Une idée sortie tout droit... d’une BD ! Le chessboxing a en effet été inventé par l’auteur de bande dessinée et réalisateur Enki Bilal, dans son album Froid Équateur, paru en 1992. Voici comment il imaginait alors ce sport dans ses planches :
Quelques années plus tard, un artiste néerlandais, Iepe Rubingh, a fait de cette fiction une pratique bien réelle, quoique beaucoup moins violente, et a même créé une organisation internationale régissant ce sport, la World Chess Boxing Organisation (WCBO).

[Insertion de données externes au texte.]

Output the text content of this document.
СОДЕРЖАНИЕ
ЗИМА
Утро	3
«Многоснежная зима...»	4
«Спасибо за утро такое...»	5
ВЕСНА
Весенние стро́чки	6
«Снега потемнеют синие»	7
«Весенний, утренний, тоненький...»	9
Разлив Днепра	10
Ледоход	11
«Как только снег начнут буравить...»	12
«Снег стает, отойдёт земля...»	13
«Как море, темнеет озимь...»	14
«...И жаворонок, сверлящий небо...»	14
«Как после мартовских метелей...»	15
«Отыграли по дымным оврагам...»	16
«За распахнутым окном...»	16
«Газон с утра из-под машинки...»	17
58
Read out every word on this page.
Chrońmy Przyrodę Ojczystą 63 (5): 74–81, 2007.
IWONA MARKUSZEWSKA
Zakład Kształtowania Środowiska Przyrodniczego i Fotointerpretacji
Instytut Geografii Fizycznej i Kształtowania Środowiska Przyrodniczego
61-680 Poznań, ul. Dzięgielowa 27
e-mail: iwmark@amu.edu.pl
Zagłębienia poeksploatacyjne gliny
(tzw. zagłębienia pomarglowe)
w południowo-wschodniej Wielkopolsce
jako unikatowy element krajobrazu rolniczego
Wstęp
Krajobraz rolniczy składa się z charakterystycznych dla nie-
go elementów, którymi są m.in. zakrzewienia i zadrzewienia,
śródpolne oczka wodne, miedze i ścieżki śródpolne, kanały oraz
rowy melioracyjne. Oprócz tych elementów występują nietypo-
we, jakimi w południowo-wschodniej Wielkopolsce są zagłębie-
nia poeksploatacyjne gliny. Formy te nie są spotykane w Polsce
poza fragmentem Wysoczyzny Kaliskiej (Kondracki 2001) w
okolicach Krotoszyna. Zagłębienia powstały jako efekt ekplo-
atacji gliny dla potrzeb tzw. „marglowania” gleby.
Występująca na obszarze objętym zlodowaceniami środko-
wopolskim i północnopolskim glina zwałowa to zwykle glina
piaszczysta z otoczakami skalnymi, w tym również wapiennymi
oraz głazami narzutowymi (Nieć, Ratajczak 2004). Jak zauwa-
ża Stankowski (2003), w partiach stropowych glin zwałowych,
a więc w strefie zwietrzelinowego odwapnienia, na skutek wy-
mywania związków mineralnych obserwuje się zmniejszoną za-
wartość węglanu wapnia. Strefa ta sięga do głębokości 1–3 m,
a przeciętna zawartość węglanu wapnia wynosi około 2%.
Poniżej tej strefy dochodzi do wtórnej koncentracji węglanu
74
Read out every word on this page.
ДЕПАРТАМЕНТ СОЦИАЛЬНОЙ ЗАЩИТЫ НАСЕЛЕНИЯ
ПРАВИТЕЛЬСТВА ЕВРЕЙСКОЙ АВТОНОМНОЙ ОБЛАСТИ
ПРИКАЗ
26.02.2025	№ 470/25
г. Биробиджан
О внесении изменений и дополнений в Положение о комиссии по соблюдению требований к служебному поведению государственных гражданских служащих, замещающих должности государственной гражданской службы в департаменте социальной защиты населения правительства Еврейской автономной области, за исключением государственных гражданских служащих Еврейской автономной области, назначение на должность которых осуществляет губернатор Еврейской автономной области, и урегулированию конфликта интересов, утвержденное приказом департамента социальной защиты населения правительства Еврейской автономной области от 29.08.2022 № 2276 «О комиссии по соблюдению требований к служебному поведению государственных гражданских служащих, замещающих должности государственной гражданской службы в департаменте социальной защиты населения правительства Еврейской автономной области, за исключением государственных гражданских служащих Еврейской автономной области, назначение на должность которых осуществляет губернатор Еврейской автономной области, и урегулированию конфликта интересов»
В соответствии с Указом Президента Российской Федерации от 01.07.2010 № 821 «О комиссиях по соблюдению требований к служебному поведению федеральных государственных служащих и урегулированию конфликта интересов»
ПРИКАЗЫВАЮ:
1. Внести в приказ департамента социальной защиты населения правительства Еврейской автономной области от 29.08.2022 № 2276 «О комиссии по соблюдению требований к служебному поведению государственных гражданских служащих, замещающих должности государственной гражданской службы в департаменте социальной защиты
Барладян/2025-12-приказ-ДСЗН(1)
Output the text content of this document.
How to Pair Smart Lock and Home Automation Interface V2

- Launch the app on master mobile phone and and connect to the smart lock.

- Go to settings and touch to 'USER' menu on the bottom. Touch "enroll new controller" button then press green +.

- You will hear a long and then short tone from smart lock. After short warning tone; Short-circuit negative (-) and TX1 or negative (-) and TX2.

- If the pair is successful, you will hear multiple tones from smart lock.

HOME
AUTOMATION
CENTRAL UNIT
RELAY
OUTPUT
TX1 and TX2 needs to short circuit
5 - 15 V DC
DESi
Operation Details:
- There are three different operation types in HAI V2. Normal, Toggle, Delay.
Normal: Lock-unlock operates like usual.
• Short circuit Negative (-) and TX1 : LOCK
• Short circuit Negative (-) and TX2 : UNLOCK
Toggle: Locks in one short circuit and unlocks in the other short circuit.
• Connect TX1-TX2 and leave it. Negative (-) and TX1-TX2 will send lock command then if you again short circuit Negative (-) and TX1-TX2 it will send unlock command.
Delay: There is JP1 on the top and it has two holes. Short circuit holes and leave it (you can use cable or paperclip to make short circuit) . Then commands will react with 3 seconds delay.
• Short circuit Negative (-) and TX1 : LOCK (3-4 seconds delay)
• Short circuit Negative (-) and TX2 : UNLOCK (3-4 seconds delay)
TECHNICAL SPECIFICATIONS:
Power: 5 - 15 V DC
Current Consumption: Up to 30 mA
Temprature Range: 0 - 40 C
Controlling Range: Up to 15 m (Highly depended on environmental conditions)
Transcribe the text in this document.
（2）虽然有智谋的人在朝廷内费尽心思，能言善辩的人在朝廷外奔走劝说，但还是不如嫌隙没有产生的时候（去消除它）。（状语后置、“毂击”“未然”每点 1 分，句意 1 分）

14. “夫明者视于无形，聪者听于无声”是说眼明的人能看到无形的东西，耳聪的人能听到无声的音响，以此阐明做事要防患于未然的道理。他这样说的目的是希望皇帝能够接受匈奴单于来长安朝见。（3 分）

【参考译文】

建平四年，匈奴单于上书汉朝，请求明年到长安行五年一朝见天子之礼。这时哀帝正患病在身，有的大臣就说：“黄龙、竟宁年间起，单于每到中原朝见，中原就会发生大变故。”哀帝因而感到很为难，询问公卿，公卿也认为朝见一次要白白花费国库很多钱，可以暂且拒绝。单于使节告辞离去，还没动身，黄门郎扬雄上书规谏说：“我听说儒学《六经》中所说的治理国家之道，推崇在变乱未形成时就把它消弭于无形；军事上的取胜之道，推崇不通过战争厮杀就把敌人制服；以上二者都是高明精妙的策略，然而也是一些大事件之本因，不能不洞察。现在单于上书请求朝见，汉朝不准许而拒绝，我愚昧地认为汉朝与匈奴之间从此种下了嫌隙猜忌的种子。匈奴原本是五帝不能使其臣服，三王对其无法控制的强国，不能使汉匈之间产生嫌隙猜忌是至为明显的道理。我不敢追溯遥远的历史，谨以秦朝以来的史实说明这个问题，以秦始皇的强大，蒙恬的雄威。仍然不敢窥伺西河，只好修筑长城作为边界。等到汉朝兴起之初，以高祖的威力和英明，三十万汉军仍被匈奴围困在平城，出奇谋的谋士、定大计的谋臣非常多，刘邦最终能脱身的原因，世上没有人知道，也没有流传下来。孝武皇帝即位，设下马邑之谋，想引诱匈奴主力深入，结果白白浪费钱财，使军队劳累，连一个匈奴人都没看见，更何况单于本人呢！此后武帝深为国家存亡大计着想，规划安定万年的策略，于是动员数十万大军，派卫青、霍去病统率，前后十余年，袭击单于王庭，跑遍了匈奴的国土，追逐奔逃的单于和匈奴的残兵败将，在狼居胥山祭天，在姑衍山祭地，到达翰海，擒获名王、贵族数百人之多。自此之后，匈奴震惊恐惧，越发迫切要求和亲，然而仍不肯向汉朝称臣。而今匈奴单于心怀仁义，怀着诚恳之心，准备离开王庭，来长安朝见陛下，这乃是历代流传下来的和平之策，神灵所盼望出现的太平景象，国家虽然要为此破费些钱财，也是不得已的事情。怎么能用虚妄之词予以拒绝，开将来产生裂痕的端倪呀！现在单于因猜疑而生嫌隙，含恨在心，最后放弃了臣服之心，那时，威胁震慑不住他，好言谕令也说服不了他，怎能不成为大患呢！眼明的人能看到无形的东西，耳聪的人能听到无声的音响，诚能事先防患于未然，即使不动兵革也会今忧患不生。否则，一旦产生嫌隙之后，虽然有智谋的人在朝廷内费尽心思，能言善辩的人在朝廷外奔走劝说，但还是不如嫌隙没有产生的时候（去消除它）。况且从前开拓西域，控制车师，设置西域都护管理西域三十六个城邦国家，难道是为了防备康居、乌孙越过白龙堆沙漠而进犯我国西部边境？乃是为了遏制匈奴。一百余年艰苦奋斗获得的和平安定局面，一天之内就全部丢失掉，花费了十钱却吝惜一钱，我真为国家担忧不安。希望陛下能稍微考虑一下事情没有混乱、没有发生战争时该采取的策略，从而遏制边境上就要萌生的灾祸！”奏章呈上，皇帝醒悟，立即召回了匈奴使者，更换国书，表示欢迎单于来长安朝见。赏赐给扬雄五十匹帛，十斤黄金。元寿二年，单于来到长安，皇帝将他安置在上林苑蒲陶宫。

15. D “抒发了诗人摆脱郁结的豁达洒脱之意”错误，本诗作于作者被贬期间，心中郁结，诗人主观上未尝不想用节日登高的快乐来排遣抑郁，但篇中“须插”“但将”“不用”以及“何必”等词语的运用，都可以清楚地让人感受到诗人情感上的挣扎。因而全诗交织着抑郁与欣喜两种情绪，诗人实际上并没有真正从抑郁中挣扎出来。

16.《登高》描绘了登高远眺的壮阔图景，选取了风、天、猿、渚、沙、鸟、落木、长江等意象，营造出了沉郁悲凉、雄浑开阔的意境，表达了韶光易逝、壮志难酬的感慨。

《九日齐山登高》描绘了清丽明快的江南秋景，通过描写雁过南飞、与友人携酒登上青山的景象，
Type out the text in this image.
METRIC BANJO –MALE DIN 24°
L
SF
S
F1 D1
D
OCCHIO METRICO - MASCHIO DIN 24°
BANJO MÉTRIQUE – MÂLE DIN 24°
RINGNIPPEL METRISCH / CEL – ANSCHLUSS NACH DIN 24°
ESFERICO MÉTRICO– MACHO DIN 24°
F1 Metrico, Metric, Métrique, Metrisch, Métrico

En France aussi il existe une instance, avec laquelle Wilfried Hoareau a pris contact pour découvrir le chessboxing. Il se prend alors de passion pour la discipline.
"Évidemment mon point fort, c’est mon expérience en tant que boxeur, analyse-t-il. Mes points faibles, ce sont les échecs. Il a fallu que je réapprenne tout sur le tard…Parce que je pensais que je savais jouer mais en fait, je me suis rendu compte que [...] ce n'était pas du tout ça !", sourit-il.
Un combat déséquilibré
C’est pourtant grâce à un coup tactique aux échecs qu’il a remporté le titre de champion du monde amateur des plus de 95 kg le 16 novembre dernier, lors des 4ᵉˢ championnats organisés à Antalya, en Turquie. Comme l’indique cette publication Facebook de la fédération française de chessboxing, il y avait en tout quatre Français en finale selon les catégories :
Dans celle des poids lourds, ils n’étaient que deux compétiteurs : Wilfried Hoareau et un Turc, Sait Sönmez. Le Réunionnais s’est donc retrouvé directement en finale face à son adversaire "qui venait du kick-boxing et qui pesait 20 kg de plus". Autant dire 20 kg d’avantage pour le Turc.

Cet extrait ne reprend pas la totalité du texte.